Jean-Joseph Barrière, Paris, flange number 1327, 75 x 55 x 22 mm, 113 g, circa 1775
An exquisite, extremely rare two-colour gold snuff box with polychrome enamel miniature "Cornelia, Mother of the Gracchi"
Case: 22K gold, maker's punch mark "JJB" (Jean-Joseph Barrière), charge and discharge mark Jean-Baptiste Fouache (1775-1781), Parisian guild punch mark "L" for the years 1774-1775, two later Parisian punch marks for gold 1838-1846.
Oval box, two-colour gold decoration; the cover, side and base panels geometrically and florally engraved and chased. The hinged cover centred with an oval enamel plaque depicting Cornelia, Mother of the Gracchi.
This box is illustrated and described in "Tabatières" by Solange de Plas, Paris 1974, page 36; it was part of the Kugel Collection.
Jean-Joseph Barrière was apprenticed to Charles-Nicolas-Loys Dumoussay in October 1750; in January 1763 he became a master, sponsored by Henri Delobel. Records reveal the increasing quantities of gold used by Barrière from the mid 1770s, an apparent indication of his developing business, which is further endorsed by the number of extant snuff boxes with his maker s mark dating from this time.

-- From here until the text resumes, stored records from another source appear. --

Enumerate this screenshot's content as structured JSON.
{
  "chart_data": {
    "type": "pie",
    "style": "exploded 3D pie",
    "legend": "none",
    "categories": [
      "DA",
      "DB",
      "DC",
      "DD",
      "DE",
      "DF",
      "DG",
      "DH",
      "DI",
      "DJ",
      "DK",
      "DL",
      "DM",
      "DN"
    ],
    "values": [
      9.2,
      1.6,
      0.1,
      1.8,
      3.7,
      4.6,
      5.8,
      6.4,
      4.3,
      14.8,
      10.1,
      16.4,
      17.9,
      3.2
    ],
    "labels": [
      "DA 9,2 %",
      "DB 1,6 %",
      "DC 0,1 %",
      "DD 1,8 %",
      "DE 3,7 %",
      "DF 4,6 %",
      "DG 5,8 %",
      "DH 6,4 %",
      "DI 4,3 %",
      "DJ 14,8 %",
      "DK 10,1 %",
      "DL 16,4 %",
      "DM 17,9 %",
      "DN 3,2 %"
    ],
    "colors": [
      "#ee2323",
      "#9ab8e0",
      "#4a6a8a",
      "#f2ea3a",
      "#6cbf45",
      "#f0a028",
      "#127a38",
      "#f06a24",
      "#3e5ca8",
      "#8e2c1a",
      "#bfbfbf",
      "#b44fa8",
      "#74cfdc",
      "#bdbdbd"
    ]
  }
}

Barrière's work was admired by his contemporaries: the Louvre owns ten examples of his work; in the magnificent collection of snuff boxes formed by Furst Carl Anselm von Thurn und Taxis there were eight boxes from his workshop, see Lorenz Seelig, Golddosen des 18. Jahrhunderts aus dem Besitz der Fursten von Thurn und Taxis, Munich, 2007. Other pieces by Jean-Joseph Barrière are held in the Louvre and in the Wallace Collection (see "The Wallace Collection, Catalogue of Gold Boxes" by Charles Truman, London 2013, pages 180-182, fig. 44; 192-193, fig. 49 and page 218, fig. 60.).
Jean-Joseph Barrière obviously marked his boxes with a numbering system but did not use it for all his pieces. A box dating from 1768/69 in the Louvre bears the number 645. Another in the Wallace Collection dating from 1770/71 is marked with 771. Two others, also in the Louvre, are numbered 1015 (dating from 1772/73) and 1509 (dating from 1775/76). The numbers indicate a chronological order – the two boxes we have here date from 1772 and 1775 and bear the numbers 1046 and 1327. However, the numbers seem too far apart to suggest a strict continuity in the production. It is also possible that the numbering corresponds to individual patterns or designs.